Dolayısıyla bir amforaya böylesi geniş bir açıdan bakmak hem ufkumuzu açacak hem de onları daha iyi anlamamıza yardımcı olacaktır. Haa; bazıları da bunları-her eve lazım olmayan-gereksiz bilgilerden sayabilir. Onlara da kültürün böylesi farklı damlalardan oluşmuş koca bir deniz olduğunu anlatmak zorunda değilim tabi ki.. Bir Knidos amforasını diğer amforalardan ayıran en belirgin özellik sivri diplerinin etrafında bilezik şeklindeki çıkıntılı dairesel halkalardır. Nasıl lesbosların kulp bitiminde sıçan kuyrukları, nasıl Kosların yarık kulpları varsa, dipteki bu bilezikte Knidosların özel bir simgesidir.
 

     

  Knidos şarapları antik çağın ünlü ve aranan şarabıydı. Fiyatları da kalitesine göre ucuz sayılırdı. Pek kimse bilmez ama Knidos sirkesi de en az şarapları kadar tanınmıştı, ve dış pazarlarda aranırdı.Tarihçiler, Knidos sirkesi ancak Mısır'ın ünlü sirkesi ile kıyaslanabilirdi derler.

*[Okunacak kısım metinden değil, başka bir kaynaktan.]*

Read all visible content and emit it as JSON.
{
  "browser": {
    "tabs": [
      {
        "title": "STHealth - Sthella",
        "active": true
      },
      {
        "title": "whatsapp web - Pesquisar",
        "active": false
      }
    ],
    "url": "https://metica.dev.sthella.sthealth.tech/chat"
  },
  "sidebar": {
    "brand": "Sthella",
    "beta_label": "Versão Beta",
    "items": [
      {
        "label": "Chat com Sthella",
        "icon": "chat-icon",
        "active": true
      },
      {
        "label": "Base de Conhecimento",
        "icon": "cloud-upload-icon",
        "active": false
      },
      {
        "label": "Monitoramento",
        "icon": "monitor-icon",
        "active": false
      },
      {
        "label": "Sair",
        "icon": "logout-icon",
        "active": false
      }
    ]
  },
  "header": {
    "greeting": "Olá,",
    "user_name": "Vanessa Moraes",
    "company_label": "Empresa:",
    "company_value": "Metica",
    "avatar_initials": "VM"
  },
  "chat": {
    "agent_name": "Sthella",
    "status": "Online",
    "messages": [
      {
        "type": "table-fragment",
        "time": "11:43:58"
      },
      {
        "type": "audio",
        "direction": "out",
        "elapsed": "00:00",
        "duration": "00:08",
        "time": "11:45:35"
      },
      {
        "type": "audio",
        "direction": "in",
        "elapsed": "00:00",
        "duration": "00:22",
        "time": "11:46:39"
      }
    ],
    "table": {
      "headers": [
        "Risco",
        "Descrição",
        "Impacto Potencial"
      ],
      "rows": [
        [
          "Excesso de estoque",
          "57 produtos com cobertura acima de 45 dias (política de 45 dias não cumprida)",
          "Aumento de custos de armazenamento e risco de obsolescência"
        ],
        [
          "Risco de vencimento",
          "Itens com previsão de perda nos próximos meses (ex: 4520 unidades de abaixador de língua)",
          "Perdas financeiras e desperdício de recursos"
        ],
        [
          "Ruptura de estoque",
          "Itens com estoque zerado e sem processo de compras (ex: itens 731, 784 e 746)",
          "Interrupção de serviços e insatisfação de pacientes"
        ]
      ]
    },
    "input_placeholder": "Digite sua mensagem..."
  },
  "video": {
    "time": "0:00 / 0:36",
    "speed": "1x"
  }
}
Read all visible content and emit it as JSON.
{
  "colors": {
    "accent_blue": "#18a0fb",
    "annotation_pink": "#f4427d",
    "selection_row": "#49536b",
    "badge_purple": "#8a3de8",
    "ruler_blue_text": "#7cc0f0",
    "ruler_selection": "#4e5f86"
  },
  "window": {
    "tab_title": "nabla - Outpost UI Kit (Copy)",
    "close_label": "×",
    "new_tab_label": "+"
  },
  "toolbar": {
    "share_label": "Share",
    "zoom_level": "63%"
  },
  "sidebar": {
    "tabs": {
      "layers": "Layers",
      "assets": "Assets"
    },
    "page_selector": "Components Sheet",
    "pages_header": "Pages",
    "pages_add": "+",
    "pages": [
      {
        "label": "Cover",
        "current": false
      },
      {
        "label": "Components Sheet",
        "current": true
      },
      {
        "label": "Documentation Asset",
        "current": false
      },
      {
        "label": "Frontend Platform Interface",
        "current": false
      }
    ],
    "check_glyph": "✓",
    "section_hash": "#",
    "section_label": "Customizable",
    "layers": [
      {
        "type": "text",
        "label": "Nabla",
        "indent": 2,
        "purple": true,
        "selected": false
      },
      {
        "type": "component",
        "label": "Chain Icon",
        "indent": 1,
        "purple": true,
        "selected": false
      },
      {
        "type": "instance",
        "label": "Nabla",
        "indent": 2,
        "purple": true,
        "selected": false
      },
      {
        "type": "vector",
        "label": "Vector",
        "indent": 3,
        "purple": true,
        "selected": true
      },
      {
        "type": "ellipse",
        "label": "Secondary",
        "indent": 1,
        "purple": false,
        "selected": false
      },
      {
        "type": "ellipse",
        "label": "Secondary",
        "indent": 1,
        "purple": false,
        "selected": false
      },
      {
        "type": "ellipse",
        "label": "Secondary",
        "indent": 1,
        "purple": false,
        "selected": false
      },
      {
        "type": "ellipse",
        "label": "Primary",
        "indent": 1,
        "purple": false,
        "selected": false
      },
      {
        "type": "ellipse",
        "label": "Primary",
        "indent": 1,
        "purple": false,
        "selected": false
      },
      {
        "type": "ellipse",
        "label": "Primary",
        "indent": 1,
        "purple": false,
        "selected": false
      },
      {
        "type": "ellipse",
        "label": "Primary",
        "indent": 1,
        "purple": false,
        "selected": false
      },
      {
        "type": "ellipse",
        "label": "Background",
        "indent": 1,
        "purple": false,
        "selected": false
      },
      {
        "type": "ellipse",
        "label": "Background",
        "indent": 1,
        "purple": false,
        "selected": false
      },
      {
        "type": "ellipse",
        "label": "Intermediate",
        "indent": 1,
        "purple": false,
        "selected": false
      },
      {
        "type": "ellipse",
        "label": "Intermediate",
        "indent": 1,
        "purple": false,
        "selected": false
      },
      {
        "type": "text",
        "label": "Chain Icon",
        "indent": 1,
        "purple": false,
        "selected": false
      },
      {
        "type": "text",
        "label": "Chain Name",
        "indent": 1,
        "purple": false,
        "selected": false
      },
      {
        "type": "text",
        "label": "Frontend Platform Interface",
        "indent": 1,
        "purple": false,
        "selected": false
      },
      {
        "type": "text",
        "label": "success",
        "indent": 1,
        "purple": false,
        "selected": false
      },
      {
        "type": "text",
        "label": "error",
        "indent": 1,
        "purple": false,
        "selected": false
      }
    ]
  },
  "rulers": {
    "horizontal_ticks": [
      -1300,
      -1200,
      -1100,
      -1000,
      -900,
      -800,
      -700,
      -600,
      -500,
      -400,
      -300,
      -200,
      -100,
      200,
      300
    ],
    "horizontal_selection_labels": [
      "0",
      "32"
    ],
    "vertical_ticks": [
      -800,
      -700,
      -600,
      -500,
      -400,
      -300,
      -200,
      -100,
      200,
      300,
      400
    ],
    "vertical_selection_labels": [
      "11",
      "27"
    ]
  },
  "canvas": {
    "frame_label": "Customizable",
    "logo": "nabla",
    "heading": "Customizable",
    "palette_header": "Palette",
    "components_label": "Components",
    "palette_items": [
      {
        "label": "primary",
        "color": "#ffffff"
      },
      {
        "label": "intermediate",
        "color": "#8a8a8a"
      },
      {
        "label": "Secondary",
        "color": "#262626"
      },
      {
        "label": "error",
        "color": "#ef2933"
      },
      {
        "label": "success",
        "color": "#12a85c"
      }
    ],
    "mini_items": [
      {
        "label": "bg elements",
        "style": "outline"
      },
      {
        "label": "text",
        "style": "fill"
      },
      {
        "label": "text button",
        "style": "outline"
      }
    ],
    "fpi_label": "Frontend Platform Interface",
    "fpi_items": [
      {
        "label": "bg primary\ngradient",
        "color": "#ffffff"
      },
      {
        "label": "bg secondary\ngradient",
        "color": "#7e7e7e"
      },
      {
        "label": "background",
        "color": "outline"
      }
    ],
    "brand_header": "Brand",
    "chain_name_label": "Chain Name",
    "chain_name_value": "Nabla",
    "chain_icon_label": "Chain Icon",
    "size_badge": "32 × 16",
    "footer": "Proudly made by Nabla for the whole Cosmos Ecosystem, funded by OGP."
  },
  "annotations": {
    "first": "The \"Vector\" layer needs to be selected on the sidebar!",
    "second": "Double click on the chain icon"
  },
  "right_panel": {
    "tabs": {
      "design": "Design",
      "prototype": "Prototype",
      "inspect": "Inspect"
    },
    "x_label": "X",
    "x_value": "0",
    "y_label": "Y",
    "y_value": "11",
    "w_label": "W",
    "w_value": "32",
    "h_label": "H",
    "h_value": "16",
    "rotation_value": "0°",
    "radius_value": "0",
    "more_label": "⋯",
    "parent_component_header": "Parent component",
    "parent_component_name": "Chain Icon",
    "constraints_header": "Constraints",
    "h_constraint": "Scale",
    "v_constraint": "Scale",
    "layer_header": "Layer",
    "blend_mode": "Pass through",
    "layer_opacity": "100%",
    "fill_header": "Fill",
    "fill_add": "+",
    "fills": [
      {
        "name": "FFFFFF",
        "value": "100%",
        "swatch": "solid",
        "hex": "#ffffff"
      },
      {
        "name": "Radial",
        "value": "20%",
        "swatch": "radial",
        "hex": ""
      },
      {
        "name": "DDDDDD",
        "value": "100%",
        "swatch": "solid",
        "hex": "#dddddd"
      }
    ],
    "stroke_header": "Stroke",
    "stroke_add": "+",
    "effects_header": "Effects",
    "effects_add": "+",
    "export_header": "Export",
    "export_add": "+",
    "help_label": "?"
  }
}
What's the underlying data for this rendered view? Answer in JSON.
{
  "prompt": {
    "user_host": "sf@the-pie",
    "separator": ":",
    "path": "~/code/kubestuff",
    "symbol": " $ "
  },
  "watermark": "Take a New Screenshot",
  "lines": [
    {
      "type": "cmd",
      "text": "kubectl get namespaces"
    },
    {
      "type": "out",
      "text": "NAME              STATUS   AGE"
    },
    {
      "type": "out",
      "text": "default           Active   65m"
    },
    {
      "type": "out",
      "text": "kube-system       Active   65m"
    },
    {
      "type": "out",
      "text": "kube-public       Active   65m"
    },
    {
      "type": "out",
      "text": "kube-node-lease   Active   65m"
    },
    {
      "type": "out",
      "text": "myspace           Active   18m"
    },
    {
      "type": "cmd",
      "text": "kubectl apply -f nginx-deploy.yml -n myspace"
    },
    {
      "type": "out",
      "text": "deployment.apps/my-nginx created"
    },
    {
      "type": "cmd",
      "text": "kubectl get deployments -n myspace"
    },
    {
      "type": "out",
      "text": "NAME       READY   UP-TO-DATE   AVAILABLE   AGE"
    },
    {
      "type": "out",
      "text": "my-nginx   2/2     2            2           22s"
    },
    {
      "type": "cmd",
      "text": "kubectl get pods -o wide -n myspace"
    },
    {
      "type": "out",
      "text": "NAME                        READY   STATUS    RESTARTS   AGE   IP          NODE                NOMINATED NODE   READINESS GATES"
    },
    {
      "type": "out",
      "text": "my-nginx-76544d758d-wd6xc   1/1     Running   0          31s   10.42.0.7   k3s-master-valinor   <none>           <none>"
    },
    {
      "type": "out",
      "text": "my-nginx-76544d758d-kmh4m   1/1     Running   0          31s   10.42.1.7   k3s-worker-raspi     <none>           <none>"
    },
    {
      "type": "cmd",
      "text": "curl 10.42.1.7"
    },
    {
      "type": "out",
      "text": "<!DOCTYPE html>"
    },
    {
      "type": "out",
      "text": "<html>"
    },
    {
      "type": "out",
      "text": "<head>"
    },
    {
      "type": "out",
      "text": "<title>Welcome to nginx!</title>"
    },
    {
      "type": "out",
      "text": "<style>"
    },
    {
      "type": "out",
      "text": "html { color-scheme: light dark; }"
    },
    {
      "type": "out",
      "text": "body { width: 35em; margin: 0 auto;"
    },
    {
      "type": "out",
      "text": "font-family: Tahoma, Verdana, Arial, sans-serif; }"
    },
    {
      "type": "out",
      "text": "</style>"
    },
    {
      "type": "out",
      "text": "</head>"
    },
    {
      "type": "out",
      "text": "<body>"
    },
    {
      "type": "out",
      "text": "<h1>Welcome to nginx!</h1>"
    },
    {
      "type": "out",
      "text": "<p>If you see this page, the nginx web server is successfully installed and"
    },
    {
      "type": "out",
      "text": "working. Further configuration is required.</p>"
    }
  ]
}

'Acaba bu sirkeler hangi amforalarla pazarlanıyordu'? Knidoslular tarihleri boyunca, bağcılığa büyük önem verdiler.Bu taşlık ve kıraç minik yarımadayı teraslama yöntemi ile verimli hale getirdiler. Ve son derece kaliteli üzümler yetiştirdiler. Bugün bile dikkatle bakan gözlerin bu üzüm teraslarını hala görebildikleri söylenir.

 

   
Knidos'ta M.Ö. 5.yy.'da başlayan bu bağcılık ve ona bağlı olarak amfora yapım geleneğinin 1000 yıldan fazla sürmüş olması gerekir.Knidos diğer Ege adaları ve kıyılarının aksine Karadeniz ülkeleriyle hemen hemen hiç ticaret yapmadı. Bunun nereden mi biliyorum.?

Kalkan troluyle yıllarca Karadeniz'in altını üstüne getiren Temel reislerin ağlarına hiç Knidos amforası takılmadığı için biliyorum. Dolayısıyla benim koleksiyonumda en az bulunan amfora da Knidos amforasıdır. Yunanlıların Dor soyundan olan Knidoslular M.Ö. 6. yy.'da Harpagos Komutasındaki güçlü Pers ordusuna boyun eğdiler.

Tarihleri boyunca değişik güçlerin etkisinde kalan Knidos, M.Ö. 2 yy.'da Roma egemenliği girdi. Bu dönem Knidos amforalarının (Roma geleneklerine uygun olarak) 2 kulplarına da mühür vurulmuştur.